Single-step implementation of high fidelity $n$-bit Toffoli gate

TL;DR

This paper introduces a single-step method for implementing high-fidelity n-bit Toffoli gates using resonant driving of a strongly coupled qubit system, improving scalability and efficiency for quantum computing applications.

Contribution

The authors propose a novel single-step protocol for n-bit Toffoli gates that scales better than traditional methods and demonstrate its potential on various quantum platforms.

Findings

Gate fidelity exceeds 0.98 with decoherence in simulations

Gate time and error are independent of control qubits in theory

Protocol can accelerate quantum error correction implementations

Abstract

The family of $n$-bit Toffoli gates, with the two-bit Toffoli gate as the figurehead, are of great interest in quantum information as they can be used as universal gates and in quantum error correction, among other things. We present a single-step implementation of arbitrary $n$-bit Toffoli gates (up to a local change of basis), based on resonantly driving a single qubit that has a strong Ising coupling to $n$ other qubits. The setup in the two-qubit case turns out to be identical to the universal Barenco gate. The gate time and error are, in theory, independent of the number of control qubits, scaling better than conventional circuit decompositions. We note that our assumptions, namely strongly coupling $n+1$ qubits and a driving frequency that scales with $n$, may break down for large systems. Still, our protocol could enhance the capabilities of intermediate scale quantum computers, and we discuss the prospects of implementing our protocol on trapped ions, Rydberg atoms, and on superconducting circuits.
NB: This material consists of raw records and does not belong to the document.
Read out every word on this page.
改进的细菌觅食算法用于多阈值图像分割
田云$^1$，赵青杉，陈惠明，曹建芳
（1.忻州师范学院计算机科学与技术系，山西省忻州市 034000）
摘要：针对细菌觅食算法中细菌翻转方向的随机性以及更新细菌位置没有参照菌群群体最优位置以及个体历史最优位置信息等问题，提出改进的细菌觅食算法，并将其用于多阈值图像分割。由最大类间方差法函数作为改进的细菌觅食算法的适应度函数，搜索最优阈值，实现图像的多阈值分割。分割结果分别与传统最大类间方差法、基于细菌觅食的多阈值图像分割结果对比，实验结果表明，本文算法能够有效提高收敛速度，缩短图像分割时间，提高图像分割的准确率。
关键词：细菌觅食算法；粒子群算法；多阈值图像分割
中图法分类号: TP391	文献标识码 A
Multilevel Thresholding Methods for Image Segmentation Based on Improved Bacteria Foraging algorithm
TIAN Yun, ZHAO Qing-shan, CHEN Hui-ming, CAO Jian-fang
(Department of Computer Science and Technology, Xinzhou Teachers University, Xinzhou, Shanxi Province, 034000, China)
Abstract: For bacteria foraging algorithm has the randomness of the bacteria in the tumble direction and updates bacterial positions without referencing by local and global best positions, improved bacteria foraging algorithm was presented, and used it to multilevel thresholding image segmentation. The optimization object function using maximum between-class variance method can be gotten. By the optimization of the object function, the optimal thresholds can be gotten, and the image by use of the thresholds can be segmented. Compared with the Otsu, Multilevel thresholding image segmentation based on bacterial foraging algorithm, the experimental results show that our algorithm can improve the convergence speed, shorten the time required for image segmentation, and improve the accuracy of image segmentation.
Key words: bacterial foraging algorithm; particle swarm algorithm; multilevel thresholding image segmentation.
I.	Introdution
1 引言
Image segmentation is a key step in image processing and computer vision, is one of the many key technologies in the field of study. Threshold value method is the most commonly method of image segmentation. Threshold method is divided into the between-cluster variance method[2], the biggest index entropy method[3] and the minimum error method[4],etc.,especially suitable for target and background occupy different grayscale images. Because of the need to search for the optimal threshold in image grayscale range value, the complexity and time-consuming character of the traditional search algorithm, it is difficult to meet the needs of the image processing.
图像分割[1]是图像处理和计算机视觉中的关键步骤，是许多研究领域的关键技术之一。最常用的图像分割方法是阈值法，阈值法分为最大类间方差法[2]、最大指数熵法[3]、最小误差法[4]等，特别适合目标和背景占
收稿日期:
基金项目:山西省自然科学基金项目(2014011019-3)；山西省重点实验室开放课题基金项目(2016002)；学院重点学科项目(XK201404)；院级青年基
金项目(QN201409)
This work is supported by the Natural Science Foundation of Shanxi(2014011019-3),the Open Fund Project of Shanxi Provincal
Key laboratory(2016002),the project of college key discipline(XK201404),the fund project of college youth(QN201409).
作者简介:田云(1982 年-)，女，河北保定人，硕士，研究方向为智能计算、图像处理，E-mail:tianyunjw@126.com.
Simulations of the latter platform show that the Toffoli gate with two control bits attains fidelities of above 0.98 even in the presence of decoherence. We also show how similar ideas can be used to make a series of controlled-\textsc{not}-gates in a single step. We show how these can speed up the implementation of quantum error correcting codes and we simulate the encoding steps of the three-qubit bit-flip code and the seven-qubit Steane code.